I also love films. I rate everything on Letterboxd. I play games on my Nintendo Switch and have spent an unreasonable amount of time playing Two Point Hospital.
None of those interests make me prettier.
That is the point.
You need parts of your identity that still exist when you are not dressed up, wearing makeup or feeling your best.
Buy less
Buying less changed my relationship with my appearance.
I started experimenting with low-buy and no-buy periods because they forced me to become more selective.
This year, I have been doing a challenge where I only buy one fashion item per month.
It has made me think much more carefully about what my wardrobe genuinely needs.
When you consume unconsciously, you can start sending yourself the message that you are not enough without those things.
You need another outfit to feel stylish.
Another product to feel beautiful.
Another treatment to feel confident.
Buying less can become a way of proving to yourself that you are already complete.
It also saves money, which is a fairly convenient side effect.
Decentre male approval
I also became more conscious of how much of my appearance was shaped around attracting male approval.
When I was younger, I wore more bodycon and traditionally flattering clothes because I believed that was what made me attractive.
Now, I dress much more for myself.
Or, arguably, for the female gaze.
If my boyfriend hates an outfit, I usually assume I am doing something right.
But dressing for yourself rather than trying to predict what other people find attractive can be incredibly freeing.
My style may look boring or overly capsule-wardrobe to some people, but I know what I like.
That clarity is more valuable to me than being universally appealing.
The real glow-up
You cannot simply wake up one morning, decide to decentre your appearance and suddenly feel completely confident.
But you can begin reducing the amount of power it holds over you.
You can invest more time in your brain, your skills, your interests and the life you are building.
That is how you develop real taste.
That is how you build a life that actually feels like yours.

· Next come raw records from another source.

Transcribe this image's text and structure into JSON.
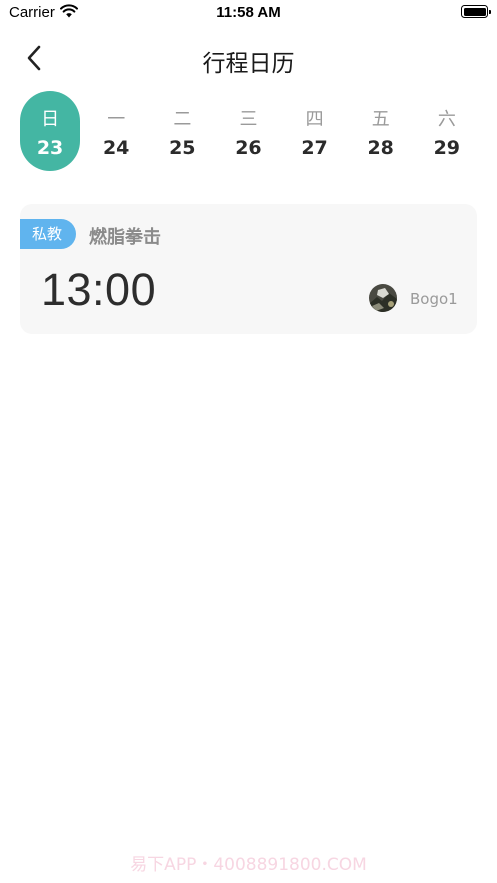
{
  "status_bar": {
    "carrier": "Carrier",
    "time": "11:58 AM",
    "wifi_icon": "wifi-icon",
    "battery_icon": "battery-icon"
  },
  "nav": {
    "back_icon": "chevron-left-icon",
    "title": "行程日历"
  },
  "week": {
    "selected_index": 0,
    "accent_color": "#44b6a3",
    "days": [
      {
        "weekday": "日",
        "date": "23"
      },
      {
        "weekday": "一",
        "date": "24"
      },
      {
        "weekday": "二",
        "date": "25"
      },
      {
        "weekday": "三",
        "date": "26"
      },
      {
        "weekday": "四",
        "date": "27"
      },
      {
        "weekday": "五",
        "date": "28"
      },
      {
        "weekday": "六",
        "date": "29"
      }
    ]
  },
  "courses": [
    {
      "type": "私教",
      "type_color": "#60b4ee",
      "name": "燃脂拳击",
      "time": "13:00",
      "coach": "Bogo1"
    }
  ],
  "watermark": "易下APP・4008891800.COM"
}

At 25, something I wish I could tell my 18-year-old self is:
“Your appearance is the least interesting thing about you”.
That’s all this week,
Mia xx




I resonate with this! I’m Canadian born with Filipino and Ghanaian heritage and spent part of my childhood living in the Philippines. Being the only black girl with curly hair and black features made me insecure about my looks. I found that embracing your individual beauty and uniqueness outside of beauty is the way to go!
Love this and wish I was more conscious of this, and more secure at a younger age. I would have a lot more money by now!